When I came to Tampa 21 years ago, it was a major achievement to catch a trout anywhere along the southeast shore. In fact, it was a major achievement to catch much of anything anywhere within sight of either Tampa or St. Petersburg.
Both municipalities were pouring scarcely treated sewage into the bay, and had been for decades, and the water quality was about what you would expect from that sort of thing. Much of the bay was marked as unsafe for swimming, eating shellfish from the waters was equivalent to spooning up E. coli, and most people wouldn’t eat a fish from the bay either if they were lucky enough to catch one, which most were not.
The Hillsborough Tarpon Tournament, which was one of the oldest tarpon tournaments on the west coast, went out of business because nobody could catch a tarpon.
It was hard to find a sprig of seagrass anywhere between the Alafia River and Bradenton, because water quality was so bad that the bottom rarely saw daylight in 12-inch depths. The only vegetation was water lettuce and a reddish moss known as “roll grass” by fishermen, and neither species was very appealing to gamefish.
The open bay was so full of detritus that algae blooms were normal rather than something that made the newspaper. There was so much crud in the water that the only fish really thriving were menhaden, which delight in sucking in the scum, filtering it through their rakers, and swallowing what’s left. There were countless billions of them in the upper bay, so many that it inspired a fleet of big net boats to call our area home for several years.
But a combination of the Clean Water Act and local indignity that Tampa Bay had become an open sewer started to change things around 1985. With the Hooker’s Point Treatment Plant in operation, most of the human waste dumping came to an end on the Tampa side of the bay, and St. Pete soon followed suit.
At about the same time, environmental awareness started slipping into the consciousness of boaters and anglers, who realized that if they wanted quality fishing and cruising waters, they were going to have to become a part of the push for conservation and restoration of the habitat.
Tampa Bay waters began to clear up almost immediately, and within a few years sea grass began to recolonize along the degraded east shore, helped along by replanting efforts and rules that banned running powerboats through the shallows in many areas.
Oddly enough, it was several more years, though, before anglers began to realize that they themselves were part of the problem in fish populations. Some anglers vigorously protested every new conservation rule put in place for snook, reds, trout, grouper and other species.
The battle with commercial net fishermen over redfish in 1989, and overall use of gillnets in inshore waters in 1995, were turning points in fish management here, with the vast majority of anglers realizing that, if the netters had to be regulated, so did the millions of hook-and-line fishermen; coastal waters were not an inexhaustible resource, as they had been treated for decades.

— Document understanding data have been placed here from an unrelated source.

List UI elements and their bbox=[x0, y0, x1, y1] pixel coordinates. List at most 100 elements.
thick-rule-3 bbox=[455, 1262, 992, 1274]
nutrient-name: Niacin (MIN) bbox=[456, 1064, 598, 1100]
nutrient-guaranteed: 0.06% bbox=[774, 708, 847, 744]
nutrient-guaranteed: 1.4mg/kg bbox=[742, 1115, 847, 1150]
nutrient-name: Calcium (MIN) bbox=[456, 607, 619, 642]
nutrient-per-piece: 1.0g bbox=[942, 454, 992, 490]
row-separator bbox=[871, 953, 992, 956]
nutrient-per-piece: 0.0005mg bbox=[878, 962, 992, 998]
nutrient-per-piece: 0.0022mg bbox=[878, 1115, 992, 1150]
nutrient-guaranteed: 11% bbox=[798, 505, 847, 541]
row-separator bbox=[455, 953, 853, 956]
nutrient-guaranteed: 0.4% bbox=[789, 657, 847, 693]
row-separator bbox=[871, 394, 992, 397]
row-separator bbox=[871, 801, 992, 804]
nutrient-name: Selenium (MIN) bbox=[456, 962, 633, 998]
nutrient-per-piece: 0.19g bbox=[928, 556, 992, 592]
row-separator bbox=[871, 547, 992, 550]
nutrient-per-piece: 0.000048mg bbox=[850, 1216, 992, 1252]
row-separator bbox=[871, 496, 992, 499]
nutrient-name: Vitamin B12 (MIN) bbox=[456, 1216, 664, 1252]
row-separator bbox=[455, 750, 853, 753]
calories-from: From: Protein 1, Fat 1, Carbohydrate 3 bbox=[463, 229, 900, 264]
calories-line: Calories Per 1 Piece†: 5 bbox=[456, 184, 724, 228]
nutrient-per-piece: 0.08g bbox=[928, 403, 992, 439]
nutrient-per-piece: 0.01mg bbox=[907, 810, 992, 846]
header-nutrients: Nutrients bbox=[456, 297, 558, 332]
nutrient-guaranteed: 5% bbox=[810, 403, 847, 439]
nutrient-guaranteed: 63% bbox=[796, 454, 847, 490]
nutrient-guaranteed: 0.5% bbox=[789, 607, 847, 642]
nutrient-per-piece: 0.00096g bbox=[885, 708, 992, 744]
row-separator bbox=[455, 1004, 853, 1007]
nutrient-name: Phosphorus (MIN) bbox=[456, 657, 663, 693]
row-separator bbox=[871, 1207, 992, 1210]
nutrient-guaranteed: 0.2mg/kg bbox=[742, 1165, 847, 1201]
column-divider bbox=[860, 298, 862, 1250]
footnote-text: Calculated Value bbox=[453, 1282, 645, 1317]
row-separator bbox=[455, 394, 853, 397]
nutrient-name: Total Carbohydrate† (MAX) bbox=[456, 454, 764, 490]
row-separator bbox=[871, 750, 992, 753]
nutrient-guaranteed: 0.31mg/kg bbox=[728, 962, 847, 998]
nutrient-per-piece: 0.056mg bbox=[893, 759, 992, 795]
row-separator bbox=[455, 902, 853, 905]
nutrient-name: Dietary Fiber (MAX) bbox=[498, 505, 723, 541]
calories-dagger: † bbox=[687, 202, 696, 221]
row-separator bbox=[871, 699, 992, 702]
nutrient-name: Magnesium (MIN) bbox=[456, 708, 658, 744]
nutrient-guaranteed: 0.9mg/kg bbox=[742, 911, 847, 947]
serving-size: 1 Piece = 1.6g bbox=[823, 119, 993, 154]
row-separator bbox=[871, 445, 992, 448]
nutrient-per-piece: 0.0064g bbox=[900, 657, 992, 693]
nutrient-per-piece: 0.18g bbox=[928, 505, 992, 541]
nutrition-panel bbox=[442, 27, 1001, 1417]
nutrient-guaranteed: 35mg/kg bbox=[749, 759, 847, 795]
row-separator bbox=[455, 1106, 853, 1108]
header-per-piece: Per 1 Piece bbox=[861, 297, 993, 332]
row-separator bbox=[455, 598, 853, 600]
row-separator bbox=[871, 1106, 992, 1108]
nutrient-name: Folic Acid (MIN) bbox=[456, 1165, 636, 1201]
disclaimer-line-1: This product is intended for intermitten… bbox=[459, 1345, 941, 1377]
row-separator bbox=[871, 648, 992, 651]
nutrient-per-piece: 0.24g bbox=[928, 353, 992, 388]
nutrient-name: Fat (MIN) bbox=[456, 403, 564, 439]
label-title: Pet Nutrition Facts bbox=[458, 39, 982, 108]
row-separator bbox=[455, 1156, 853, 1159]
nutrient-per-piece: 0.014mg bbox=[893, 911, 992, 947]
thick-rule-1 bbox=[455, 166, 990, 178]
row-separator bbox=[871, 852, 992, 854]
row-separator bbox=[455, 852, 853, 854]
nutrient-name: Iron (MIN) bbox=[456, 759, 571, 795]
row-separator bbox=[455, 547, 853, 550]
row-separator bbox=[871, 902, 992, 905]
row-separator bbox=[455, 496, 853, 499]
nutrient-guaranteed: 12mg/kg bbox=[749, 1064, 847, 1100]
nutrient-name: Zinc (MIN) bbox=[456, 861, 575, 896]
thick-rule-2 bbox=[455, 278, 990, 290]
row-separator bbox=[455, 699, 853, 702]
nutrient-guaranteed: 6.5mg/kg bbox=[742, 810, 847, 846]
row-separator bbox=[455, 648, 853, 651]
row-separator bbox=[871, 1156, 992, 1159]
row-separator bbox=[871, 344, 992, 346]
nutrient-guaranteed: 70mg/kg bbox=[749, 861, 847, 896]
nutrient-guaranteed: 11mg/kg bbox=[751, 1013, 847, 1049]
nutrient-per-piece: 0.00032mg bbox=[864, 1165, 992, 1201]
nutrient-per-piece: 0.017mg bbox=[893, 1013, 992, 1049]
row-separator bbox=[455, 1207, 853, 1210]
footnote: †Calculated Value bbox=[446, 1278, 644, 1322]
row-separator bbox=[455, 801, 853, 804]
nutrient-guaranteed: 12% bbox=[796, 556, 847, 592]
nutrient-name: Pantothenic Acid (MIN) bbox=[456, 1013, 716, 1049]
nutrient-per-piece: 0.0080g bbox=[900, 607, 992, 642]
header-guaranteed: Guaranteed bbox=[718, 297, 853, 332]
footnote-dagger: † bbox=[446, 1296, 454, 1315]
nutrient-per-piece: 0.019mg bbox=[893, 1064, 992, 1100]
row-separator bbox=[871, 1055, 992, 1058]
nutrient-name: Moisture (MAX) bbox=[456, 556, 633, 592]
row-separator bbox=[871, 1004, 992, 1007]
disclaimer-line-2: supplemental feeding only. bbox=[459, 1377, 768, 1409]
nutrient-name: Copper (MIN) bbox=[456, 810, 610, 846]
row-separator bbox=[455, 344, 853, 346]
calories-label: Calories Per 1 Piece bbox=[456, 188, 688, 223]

Today, many anglers are also avid conservationists, and you’re as likely to see some knee deep in mud planting marsh grass with Tampa BayWatch volunteers on Saturday mornings as you are to see them tossing sardines at snook.
To be sure, the bay faces an ongoing battle brought on now primarily by development along its shorelines, and it will take constant vigilance and plenty of money to hold the gains. But we’ve got a lot to hold on to and a lot to be proud of this Christmas morning, considering what was and what might have been.